C’est un spectacle d’une ampleur rarement vue dans l’État de l’Assam. Samedi, à Guwahati, 10 000 membres de la communauté Bodo se sont réunis pour le « Bagurumba Dwhou 2026 ». Objectif : inscrire la « danse du papillon » au Guinness World Records. Un événement placé sous le signe de la fierté culturelle et de la diplomatie intérieure, en présence du Premier ministre Narendra Modi.
Le ballet des « papillons » de l’Assam
Le stade de Guwahati a été submergé par une marée de couleurs vives. Exécutant la Bagurumba, aussi appelée « Danse du Papillon », les milliers de participantes ont imité d’un geste fluide le battement d’ailes, symbole de l’harmonie profonde entre l’homme et la nature.
Le rythme, captivant, était assuré par un ensemble massif d’instruments traditionnels :
* Le Kham : Le tambour traditionnel Bodo.
* Le Sifung : La flûte traversière en bambou.
* Percussions en bois : Pour marquer la cadence des mouvements.
« Plus qu’un festival » : Le message de Narendra Modi
Venu spécialement pour l’occasion, le Premier ministre indien a tenu à souligner l’importance de ce rassemblement pour l’unité nationale et la reconnaissance des minorités ethniques.
> « Cet événement est une célébration vivante de l’identité Bodo.
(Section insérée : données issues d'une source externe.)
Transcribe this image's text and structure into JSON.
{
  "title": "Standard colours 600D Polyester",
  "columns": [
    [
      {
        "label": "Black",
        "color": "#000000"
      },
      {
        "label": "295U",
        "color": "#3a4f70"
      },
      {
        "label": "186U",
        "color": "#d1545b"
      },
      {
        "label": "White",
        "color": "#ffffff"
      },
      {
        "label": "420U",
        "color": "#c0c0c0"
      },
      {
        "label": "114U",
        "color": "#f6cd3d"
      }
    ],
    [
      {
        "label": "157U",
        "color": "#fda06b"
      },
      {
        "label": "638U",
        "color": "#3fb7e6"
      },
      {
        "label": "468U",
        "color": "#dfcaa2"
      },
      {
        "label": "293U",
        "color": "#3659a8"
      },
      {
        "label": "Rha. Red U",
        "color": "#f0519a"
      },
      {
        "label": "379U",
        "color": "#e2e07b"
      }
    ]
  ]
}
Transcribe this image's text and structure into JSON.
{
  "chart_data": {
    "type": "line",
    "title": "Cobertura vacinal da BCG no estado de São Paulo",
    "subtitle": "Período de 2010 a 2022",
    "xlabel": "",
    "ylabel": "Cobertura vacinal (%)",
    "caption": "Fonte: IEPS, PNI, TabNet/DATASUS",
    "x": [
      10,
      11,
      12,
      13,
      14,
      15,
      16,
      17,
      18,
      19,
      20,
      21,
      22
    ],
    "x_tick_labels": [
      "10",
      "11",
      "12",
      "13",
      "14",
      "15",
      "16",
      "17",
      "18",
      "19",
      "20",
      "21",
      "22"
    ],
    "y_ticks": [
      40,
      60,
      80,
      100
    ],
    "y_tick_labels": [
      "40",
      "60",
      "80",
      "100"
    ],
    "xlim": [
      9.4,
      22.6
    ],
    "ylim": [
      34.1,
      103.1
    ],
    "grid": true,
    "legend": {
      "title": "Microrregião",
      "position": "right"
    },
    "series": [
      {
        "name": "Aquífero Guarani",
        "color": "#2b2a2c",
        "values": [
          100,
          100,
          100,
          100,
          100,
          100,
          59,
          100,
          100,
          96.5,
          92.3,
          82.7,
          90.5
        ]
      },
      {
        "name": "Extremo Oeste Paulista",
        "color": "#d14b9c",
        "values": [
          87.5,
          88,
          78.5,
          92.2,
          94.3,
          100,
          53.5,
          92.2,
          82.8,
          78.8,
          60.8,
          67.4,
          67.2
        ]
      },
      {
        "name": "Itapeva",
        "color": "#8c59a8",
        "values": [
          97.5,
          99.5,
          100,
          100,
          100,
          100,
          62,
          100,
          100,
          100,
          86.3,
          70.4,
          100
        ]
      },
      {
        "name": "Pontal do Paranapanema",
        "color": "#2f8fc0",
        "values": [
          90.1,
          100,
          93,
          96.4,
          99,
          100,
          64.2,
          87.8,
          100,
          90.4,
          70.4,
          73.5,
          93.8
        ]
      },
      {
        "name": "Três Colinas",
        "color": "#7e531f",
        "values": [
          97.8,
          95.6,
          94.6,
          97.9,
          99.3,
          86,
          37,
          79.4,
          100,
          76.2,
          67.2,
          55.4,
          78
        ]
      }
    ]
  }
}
C’est aussi un respect pour la société Bodo et l’héritage de l’Assam. ‘Bagurumba Dahou’ n’est pas qu’une fête. C’est une plateforme pour honorer la grande tradition Bodo. » — Narendra Modi, Premier ministre.
Pour le chef du gouvernement, cette performance est un signal fort envoyé au reste du pays sur la richesse culturelle du Nord-Est indien.
En attente de la certification Guinness
Bien que la performance ait été réalisée sans accroc, le record n’est pas encore « officiel ». Les organisateurs sont actuellement dans la phase de soumission des preuves.
Si le record est validé, il détrônera toutes les performances précédentes de Bagurumba, consolidant la place de la culture Bodo sur la carte mondiale du patrimoine immatériel.
L’Héritage Bodo en lumière
Au-delà du chiffre, l’événement a permis de rendre hommage aux personnalités illustres de cette communauté. Pour les participants, l’important était de montrer que leur tradition, bien que millénaire, reste une force vive capable de mobiliser des milliers de jeunes autour d’un idéal de paix et de modernité.